The Wounded Knee Massacre happened in December of 1890. While many historians don’t have an exact number, it is believed that anywhere from 1 hundred and 50 to 400 Lakota people died.

The sacred land could now be handed over to the Lakota people, without any interference from the federal government, after a new house bill was introduced to the U.S. Congress.

“We’ve worked very closely with the tribes throughout this process. We would not be engaged in this process if we weren’t doing this with the collaboration, coordination, and leadership of the two tribes. They understand that this is a sacred ground. They have really stepped forward as leaders to try and protect this ground, and they know that federal protection, in essence moving this into trust will do an even better job of helping them protect that ground,” said representative Dusty Johnson.

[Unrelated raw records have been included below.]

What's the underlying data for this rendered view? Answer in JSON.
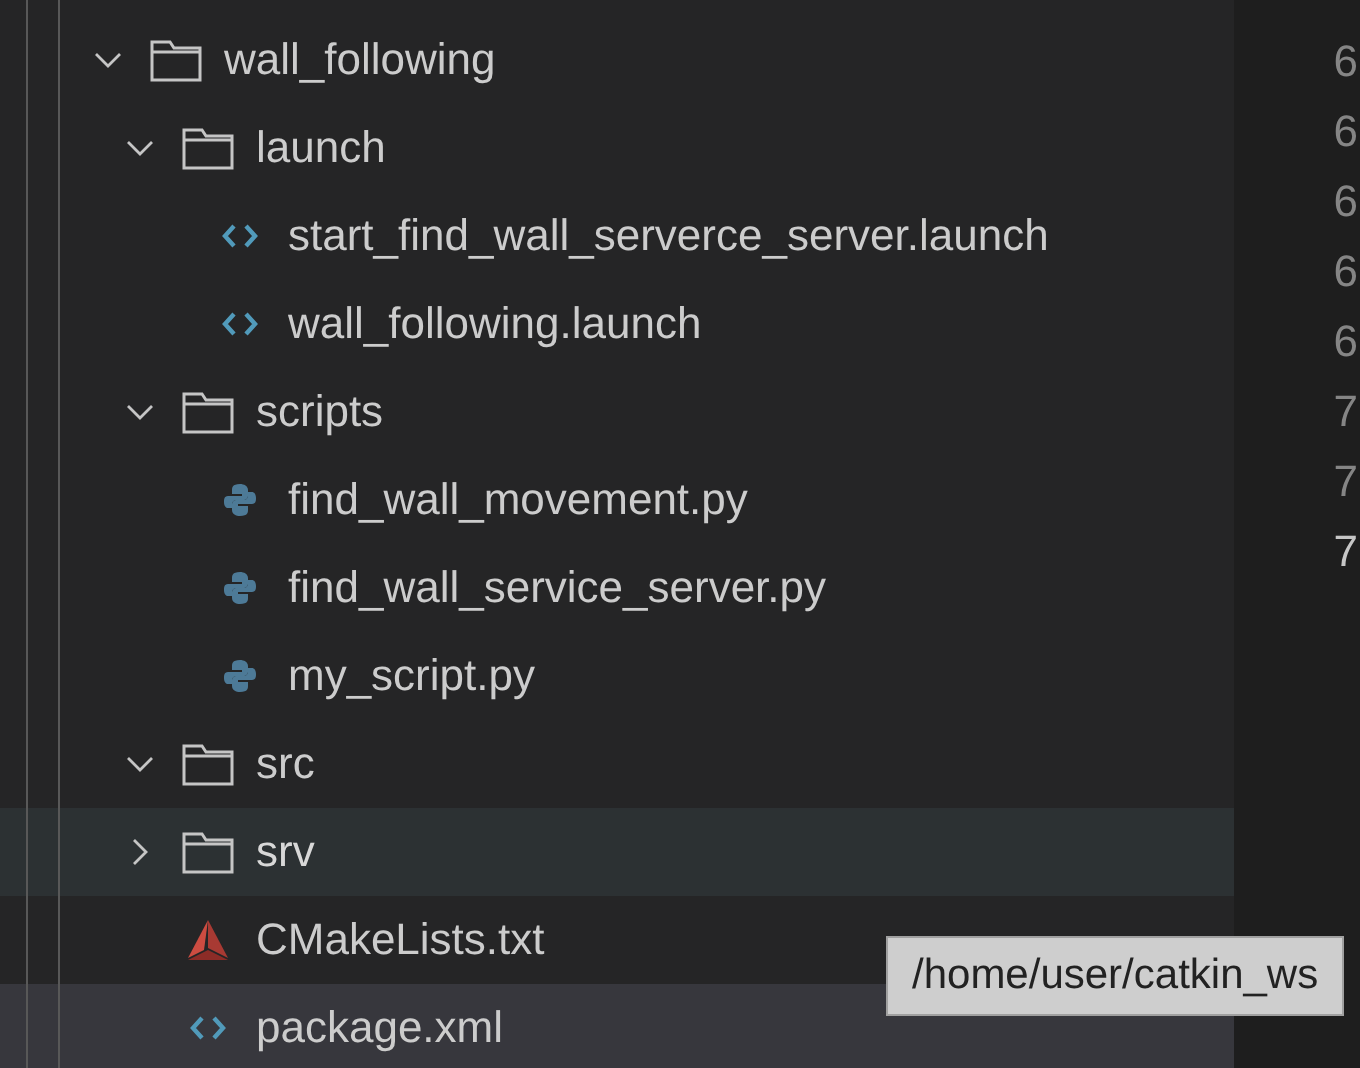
{
  "tree": [
    {
      "name": "wall_following",
      "kind": "folder",
      "expanded": true,
      "selected": false,
      "hovered": false,
      "children": [
        {
          "name": "launch",
          "kind": "folder",
          "expanded": true,
          "selected": false,
          "hovered": false,
          "children": [
            {
              "name": "start_find_wall_serverce_server.launch",
              "kind": "xml",
              "selected": false,
              "hovered": false
            },
            {
              "name": "wall_following.launch",
              "kind": "xml",
              "selected": false,
              "hovered": false
            }
          ]
        },
        {
          "name": "scripts",
          "kind": "folder",
          "expanded": true,
          "selected": false,
          "hovered": false,
          "children": [
            {
              "name": "find_wall_movement.py",
              "kind": "python",
              "selected": false,
              "hovered": false
            },
            {
              "name": "find_wall_service_server.py",
              "kind": "python",
              "selected": false,
              "hovered": false
            },
            {
              "name": "my_script.py",
              "kind": "python",
              "selected": false,
              "hovered": false
            }
          ]
        },
        {
          "name": "src",
          "kind": "folder",
          "expanded": true,
          "selected": false,
          "hovered": false
        },
        {
          "name": "srv",
          "kind": "folder",
          "expanded": false,
          "selected": false,
          "hovered": true
        },
        {
          "name": "CMakeLists.txt",
          "kind": "cmake",
          "selected": false,
          "hovered": false
        },
        {
          "name": "package.xml",
          "kind": "xml",
          "selected": true,
          "hovered": false
        }
      ]
    }
  ],
  "gutter": [
    {
      "number": "6",
      "current": false
    },
    {
      "number": "6",
      "current": false
    },
    {
      "number": "6",
      "current": false
    },
    {
      "number": "6",
      "current": false
    },
    {
      "number": "6",
      "current": false
    },
    {
      "number": "7",
      "current": false
    },
    {
      "number": "7",
      "current": false
    },
    {
      "number": "7",
      "current": true
    }
  ],
  "tooltip": "/home/user/catkin_ws"
}
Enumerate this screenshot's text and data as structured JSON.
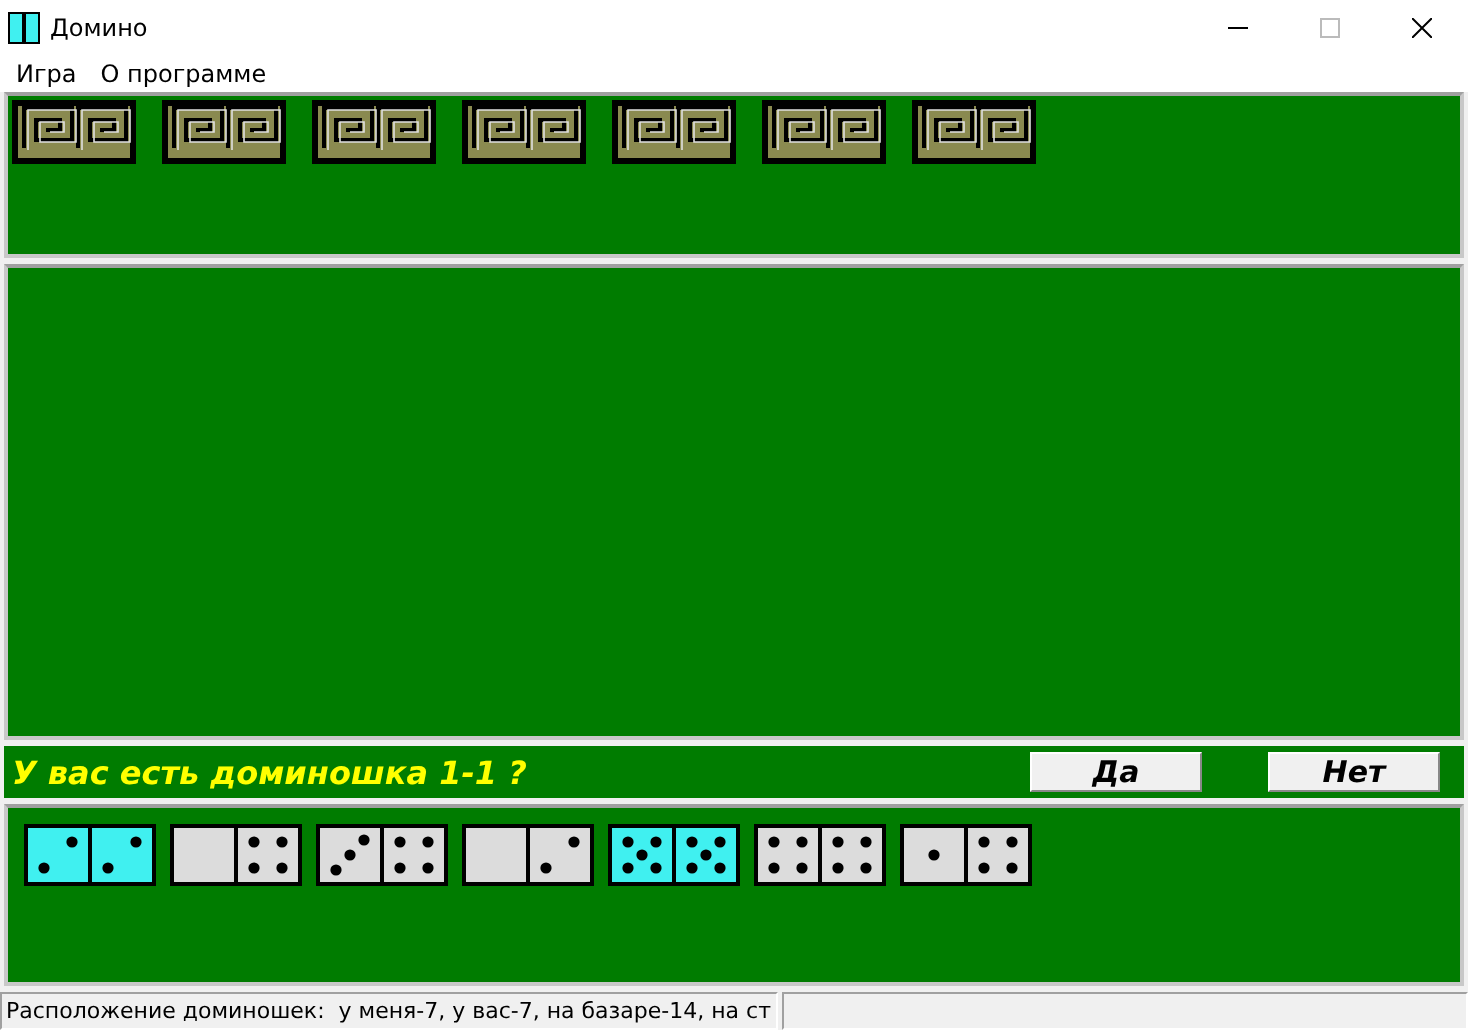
{
  "window": {
    "title": "Домино"
  },
  "menu": [
    "Игра",
    "О программе"
  ],
  "opponent_hand": [
    {
      "kind": "back"
    },
    {
      "kind": "back"
    },
    {
      "kind": "back"
    },
    {
      "kind": "back"
    },
    {
      "kind": "back"
    },
    {
      "kind": "back"
    },
    {
      "kind": "back"
    }
  ],
  "question": {
    "text": "У вас есть доминошка 1-1 ?",
    "buttons": [
      "Да",
      "Нет"
    ]
  },
  "player_hand": [
    {
      "halves": [
        {
          "kind": "two"
        },
        {
          "kind": "two"
        }
      ],
      "selected": true
    },
    {
      "halves": [
        {
          "kind": "blank"
        },
        {
          "kind": "four"
        }
      ],
      "selected": false
    },
    {
      "halves": [
        {
          "kind": "three"
        },
        {
          "kind": "four"
        }
      ],
      "selected": false
    },
    {
      "halves": [
        {
          "kind": "blank"
        },
        {
          "kind": "two"
        }
      ],
      "selected": false
    },
    {
      "halves": [
        {
          "kind": "five"
        },
        {
          "kind": "five"
        }
      ],
      "selected": true
    },
    {
      "halves": [
        {
          "kind": "four"
        },
        {
          "kind": "four"
        }
      ],
      "selected": false
    },
    {
      "halves": [
        {
          "kind": "one"
        },
        {
          "kind": "four"
        }
      ],
      "selected": false
    }
  ],
  "status_bar": {
    "text": "Расположение доминошек:  у меня-7, у вас-7, на базаре-14, на ст"
  }
}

Johnson describes landownership in native country as quote “checkerboard”. He says there are a variety of legal ownership situations on the land itself. He went on to say that these 40 acres deserve to be owned by the Oglala Sioux and Cheyenne River tribes, saying they will treat it as the sacred site it is.

“The two tribes will manage this property together. Having it in trust status will make sure that it isn’t taxed by the government and that there aren’t other things the federal government can do to infringe upon the rights of the tribes to manage this ground, basically as a memorial to that sacred ground,” Johnson continued.

Johnson goes on to say the transfer of land is something the government wants in order to ensure the tribes have the opportunity to appropriately and respectfully maintain the ground.

We did reach out to the Oglala Sioux Tribe for a comment but have not heard back yet.